À Angers, le docteur Mukwege témoigne sur les violences sexuelles

Les quatre cents personnes réunies à Angers le 14 octobre dernier pour écouter le docteur Mukwege ne se doutaient pas que, quelques jours plus tard, il allait recevoir le prix Sakharov, après avoir déjà reçus de nombreux autres prix internationaux. Ce soir là, nous avons rencontré un médecin qui, formé en gynécologie à Angers dans les années 1980, avait fait le choix de retourner dans son pays, la République démocratique du Congo (RDC), pour exercer son métier.

Il y dirige depuis 1999 l’hôpital de Panzi où il opère, écoute et aide à donner la vie ou à retrouver l’envie de vivre. Cet hôpital a accueilli plus de 42 000 femmes, survivantes de violences sexuelles (actuellement, une dizaine chaque jour).
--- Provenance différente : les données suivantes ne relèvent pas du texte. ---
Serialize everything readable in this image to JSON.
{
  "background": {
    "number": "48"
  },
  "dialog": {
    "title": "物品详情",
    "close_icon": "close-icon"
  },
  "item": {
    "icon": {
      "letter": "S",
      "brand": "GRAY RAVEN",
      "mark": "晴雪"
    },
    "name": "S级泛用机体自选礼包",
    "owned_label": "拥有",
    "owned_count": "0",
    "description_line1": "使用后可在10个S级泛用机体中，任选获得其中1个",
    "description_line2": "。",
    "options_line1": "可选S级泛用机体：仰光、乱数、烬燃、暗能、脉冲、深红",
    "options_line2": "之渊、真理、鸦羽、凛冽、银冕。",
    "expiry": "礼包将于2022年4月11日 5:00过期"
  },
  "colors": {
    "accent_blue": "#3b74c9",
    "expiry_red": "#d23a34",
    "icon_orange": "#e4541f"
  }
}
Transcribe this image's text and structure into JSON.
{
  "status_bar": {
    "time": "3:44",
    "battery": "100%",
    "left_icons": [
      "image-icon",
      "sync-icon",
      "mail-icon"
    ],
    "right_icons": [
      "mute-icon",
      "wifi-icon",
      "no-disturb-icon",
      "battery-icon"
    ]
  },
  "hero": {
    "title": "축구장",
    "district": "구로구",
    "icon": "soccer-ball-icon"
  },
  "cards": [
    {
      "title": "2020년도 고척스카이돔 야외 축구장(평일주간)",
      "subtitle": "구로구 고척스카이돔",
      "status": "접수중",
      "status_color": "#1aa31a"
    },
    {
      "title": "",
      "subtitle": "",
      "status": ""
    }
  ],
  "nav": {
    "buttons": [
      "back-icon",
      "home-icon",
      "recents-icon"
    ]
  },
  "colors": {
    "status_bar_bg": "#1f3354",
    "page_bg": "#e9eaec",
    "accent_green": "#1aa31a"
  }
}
Nous avons rencontré aussi un « combattant » qui veut que le viol cesse, qui parcourt le monde pour plaider la cause des femmes, qui n’admet pas que l’argent et les minerais aient plus d’importance que les femmes et les hommes. Les participants à cette soirée ont découvert, interloqués, les caractéristiques de ces viols en période de conflit : méthodiques (collectifs et publics, avec tortures), massifs (villages entiers), systématiques (sans considération d’âge ou de sexe).
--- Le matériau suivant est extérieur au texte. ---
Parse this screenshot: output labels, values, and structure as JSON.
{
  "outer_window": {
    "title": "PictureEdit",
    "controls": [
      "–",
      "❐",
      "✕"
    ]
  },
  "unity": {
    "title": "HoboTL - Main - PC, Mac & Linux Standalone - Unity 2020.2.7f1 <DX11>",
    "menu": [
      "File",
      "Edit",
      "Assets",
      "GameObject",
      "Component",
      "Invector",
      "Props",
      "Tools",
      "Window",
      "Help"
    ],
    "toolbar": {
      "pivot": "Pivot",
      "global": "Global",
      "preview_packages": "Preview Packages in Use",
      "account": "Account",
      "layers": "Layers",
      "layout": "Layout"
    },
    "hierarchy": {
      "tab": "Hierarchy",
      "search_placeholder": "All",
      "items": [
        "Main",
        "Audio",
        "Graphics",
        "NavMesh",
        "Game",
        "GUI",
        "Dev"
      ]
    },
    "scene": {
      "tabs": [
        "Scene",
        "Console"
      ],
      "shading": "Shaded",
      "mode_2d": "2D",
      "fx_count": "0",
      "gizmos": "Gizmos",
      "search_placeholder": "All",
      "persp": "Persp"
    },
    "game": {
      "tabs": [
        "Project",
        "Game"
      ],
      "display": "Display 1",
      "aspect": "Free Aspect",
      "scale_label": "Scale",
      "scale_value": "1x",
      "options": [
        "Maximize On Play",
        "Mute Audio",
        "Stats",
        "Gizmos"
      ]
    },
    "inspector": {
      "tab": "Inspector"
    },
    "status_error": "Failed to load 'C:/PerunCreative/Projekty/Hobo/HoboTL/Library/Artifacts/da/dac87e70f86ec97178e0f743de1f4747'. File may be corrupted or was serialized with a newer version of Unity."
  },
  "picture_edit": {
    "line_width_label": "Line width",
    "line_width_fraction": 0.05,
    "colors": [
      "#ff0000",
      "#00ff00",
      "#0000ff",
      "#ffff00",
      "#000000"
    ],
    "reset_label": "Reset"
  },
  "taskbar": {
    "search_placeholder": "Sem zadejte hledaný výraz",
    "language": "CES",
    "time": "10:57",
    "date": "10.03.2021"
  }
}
Les principaux impacts de ces exactions sont le déplacement massif de la population, la réduction démographique, la destruction de l’économie et celle du tissu social et de la vie familiale. C’est-à-dire les mêmes impacts qu’une guerre classique mais à moindre coût…

Face à ces horreurs, le Dr Mukwege et son équipe s’emploient à une prise en charge holistique des victimes en assurant des soins médicaux, une assistance psychologique, une médiation familiale, une réinsertion socio­-économique et une assistance judiciaire et juridique. Toutes ces mises en oeuvre sont autant de défis car il y a pénurie de médecins, de psychologues et de travailleurs sociaux ; les capitaux pour la réinsertion socio­-économique sont évidemment très insuffisants ; les zones de retour post­-conflits sont très insécurisées, et les lois sont fort peu ou mal appliquées.

Ayant déjà échappé de justesse à des attentats (où son chauffeur y a laissé sa vie), ce lauréat du Prix Nobel alternatif et du Prix des droits de l’Homme de l’ONU, entre autres, compte bien poursuivre avec le même dynamisme et des convictions intactes son combat pour restaurer la dignité des femmes survivantes, réhabiliter les communautés détruites par le viol comme arme de guerre, et dénoncer l’impunité du terrorisme sexuel comme stratégie de conquête…

Jacques Bourgeois, correspondant des Amis dans le Maine-et-Loire.